In the current study, thermo-tolerant β-1,4-d-xylanohydrolase produced from Geobacillus stearothermophilus KIBGE-IB29 was partially purified, dialyzed and biochemically characterized with reference to its maximum catalytic efficiency. Moreover, the effect of different solvents and detergents was analyzed on the catalytic activity of β-1,4-d-xylanohydrolase. Thermal and storage stability of β-1,4-d-xylanohydrolase was also examined for its prospective industrial applications.

Material and methods

Production of β-1,4-d-xylanohydrolase

Highly thermophilic Geobacillus stearothermophilus KIBGE-IB29 [GenBank Accession: KF241865.1] was isolated earlier from soil collected around the blast furnace area of a steel processing industry. Bacterial isolate was cultivated into modified growth medium containing (gL−1): xylan, 5.0; yeast extract, 2.0; meat extract, 1.0; peptone, 5.0; KH2PO4, 0.5; K2HPO4, 2.5; (NH4)2SO4, 0.5; CaCl2, 0.1 with pH-6.0 and incubated at 60 °C for 24 h to achieve high production yield of β-1,4-d-xylanohydrolase [13]. The cells were harvested after 24 h through centrifugation at 13,440 ☓ g for 15 min at 4 °C. Supernatant was passed through 0.22 μm filter membrane (Nitrocellulose, Millipore, Germany) in order to obtain cell free filtrate and subjected to next partial purification step.

Partial purification and dialysis of β-1,4-d-xylanohydrolase

After biomass removal, the cell free filtrate was partially purified by salt precipitation method. For this purpose, gradient precipitation approach was followed by using 30%–50% concentration of ammonium sulfate. It was added gradually in cell free filtrate with constant stirring at 4 °C and left overnight at same temperature to attain complete equilibration. The precipitated enzyme fraction was collected by centrifugation at 13,440 ☓ g for 15 min at 4 °C and re-dissolved in 25.0 mM phosphate buffer with pH-7.0. Finally, dialysis was performed against the same buffer for 18 h by using dialysis tubing (12,000 kDa cut-off, Servapor®) and dialyzed protein was kept at 4 °C for further enzyme analysis.

Enzyme assay for β-1,4-d-xylanohydrolase

The catalytic activity of β-1,4-d-xylanohydrolase was determined by measuring the amount of released end product (xylose) after xylan hydrolysis using 3′5′ dinitrosalicylic acid (DNS) method [14]. The enzyme (0.1 ml) was mixed with 20.0 g L−1 xylan (1.0 ml) dissolved in potassium phosphate buffer (25.0 mM, pH-7.0) and kept at 50 °C for 5 min.
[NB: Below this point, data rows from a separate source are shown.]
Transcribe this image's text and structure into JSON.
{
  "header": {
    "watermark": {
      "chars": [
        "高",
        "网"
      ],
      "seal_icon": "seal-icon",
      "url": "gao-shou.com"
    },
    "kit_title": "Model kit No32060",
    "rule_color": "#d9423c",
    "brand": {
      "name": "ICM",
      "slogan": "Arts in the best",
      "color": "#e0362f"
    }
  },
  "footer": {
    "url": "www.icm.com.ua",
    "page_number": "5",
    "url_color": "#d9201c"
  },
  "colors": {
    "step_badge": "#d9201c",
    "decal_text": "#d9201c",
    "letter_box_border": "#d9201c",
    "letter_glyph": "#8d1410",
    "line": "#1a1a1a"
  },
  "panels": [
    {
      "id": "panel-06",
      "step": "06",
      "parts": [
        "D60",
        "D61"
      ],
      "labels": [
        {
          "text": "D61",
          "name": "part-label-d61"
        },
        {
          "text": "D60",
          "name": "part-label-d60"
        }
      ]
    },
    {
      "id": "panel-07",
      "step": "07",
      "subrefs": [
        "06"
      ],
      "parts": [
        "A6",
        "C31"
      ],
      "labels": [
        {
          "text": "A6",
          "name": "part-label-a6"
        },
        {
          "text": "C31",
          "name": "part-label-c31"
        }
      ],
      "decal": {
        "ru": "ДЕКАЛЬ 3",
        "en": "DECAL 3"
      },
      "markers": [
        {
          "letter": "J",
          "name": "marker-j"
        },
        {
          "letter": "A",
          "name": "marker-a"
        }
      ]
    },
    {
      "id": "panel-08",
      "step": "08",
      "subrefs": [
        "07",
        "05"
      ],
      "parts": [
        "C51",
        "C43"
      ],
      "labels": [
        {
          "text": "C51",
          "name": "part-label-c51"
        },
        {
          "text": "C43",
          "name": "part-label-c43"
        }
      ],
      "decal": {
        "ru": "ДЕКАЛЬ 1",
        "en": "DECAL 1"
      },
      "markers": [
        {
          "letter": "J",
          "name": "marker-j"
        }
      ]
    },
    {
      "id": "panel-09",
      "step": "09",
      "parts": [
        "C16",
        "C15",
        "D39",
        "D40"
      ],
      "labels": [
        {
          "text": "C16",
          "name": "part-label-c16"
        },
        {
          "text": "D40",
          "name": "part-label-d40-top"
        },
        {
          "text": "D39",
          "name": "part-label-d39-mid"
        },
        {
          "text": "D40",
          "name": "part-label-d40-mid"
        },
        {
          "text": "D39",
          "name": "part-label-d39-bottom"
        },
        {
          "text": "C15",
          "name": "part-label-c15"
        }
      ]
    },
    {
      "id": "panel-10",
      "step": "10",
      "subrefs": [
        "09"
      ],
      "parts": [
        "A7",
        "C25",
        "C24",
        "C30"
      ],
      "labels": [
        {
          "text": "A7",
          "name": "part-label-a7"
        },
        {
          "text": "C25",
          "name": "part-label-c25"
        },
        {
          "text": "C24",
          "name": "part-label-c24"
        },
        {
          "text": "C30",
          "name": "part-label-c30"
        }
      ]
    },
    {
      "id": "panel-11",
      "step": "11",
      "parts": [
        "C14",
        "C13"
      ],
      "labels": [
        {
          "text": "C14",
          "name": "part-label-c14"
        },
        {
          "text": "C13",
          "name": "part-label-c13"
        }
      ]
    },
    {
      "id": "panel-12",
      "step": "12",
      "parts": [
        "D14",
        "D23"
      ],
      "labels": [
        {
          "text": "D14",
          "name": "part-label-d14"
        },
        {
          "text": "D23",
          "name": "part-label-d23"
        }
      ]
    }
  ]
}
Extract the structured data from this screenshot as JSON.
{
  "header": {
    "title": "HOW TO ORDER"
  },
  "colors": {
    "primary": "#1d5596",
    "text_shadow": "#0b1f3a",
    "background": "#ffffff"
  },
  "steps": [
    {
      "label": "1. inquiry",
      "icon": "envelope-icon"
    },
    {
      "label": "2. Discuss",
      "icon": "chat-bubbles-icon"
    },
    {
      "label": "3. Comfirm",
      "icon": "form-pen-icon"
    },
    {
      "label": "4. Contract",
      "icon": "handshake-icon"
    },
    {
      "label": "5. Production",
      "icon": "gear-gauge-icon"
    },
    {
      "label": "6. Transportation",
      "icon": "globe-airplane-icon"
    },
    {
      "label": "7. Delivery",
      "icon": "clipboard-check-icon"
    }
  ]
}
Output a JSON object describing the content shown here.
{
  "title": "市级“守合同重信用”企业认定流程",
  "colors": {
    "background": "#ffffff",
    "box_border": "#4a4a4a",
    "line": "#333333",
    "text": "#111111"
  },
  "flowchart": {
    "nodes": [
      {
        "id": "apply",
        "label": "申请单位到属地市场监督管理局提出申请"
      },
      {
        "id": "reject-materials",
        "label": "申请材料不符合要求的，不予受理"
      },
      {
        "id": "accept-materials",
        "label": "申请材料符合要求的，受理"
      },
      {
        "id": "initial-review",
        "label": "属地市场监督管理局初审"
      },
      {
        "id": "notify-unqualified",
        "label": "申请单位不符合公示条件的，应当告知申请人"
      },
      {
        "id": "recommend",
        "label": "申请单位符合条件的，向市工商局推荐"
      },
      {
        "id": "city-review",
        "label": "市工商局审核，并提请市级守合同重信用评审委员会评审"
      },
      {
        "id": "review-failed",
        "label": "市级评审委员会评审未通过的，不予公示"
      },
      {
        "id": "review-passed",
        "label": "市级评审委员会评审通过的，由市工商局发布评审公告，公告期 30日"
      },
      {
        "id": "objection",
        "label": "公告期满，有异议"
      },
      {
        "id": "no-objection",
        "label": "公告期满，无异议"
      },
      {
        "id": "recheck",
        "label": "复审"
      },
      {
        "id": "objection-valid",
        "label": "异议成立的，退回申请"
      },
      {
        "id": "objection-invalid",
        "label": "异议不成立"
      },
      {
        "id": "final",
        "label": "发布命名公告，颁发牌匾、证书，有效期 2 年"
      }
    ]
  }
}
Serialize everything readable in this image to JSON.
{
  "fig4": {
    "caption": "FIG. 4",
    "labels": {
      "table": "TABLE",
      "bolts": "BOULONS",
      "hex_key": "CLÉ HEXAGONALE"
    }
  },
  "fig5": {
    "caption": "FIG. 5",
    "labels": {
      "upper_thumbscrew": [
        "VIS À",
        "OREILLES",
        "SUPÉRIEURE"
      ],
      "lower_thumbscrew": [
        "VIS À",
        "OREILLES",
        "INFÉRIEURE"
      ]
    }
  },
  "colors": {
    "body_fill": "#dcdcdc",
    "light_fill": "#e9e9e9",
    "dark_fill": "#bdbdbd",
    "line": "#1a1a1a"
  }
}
Afterwards, DNS reagent (1.0 ml) was incorporated into reaction mixture to cease the enzymatic activity and subjected to boiling for 5 min. The reaction mixture was allowed to cool at room temperature and optical density was measured by spectrophotometer at 546 nm. The enzyme activity was calculated by plotting the xylose calibration curve. One unit of β-1,4-d-xylanohydrolase is defined as “the amount of enzyme required to produce 1.0 μmol of xylose per minute under abovementioned assay conditions”. The β-1,4-d-xylanohydrolase units (Unit−1 ml−1 min−1) were calculated by the formula given below:

Quantification of total protein

The protein concentration of cell free filtrate before and after enzyme precipitation and dialysis was estimated through Lowry’s method using Bovine serum albumin (BSA) as a standard [15].

Impact of reaction time on the hydrolytic property of β-1,4-d-xylanohydrolase

The time course for maximum enzyme-substrate reaction was examined by performing the enzyme assay for different time intervals (5–60 min), by keeping all other conditions constant (pH: 7.0; temperature: 50 °C; substrate: 20.0 g L−1).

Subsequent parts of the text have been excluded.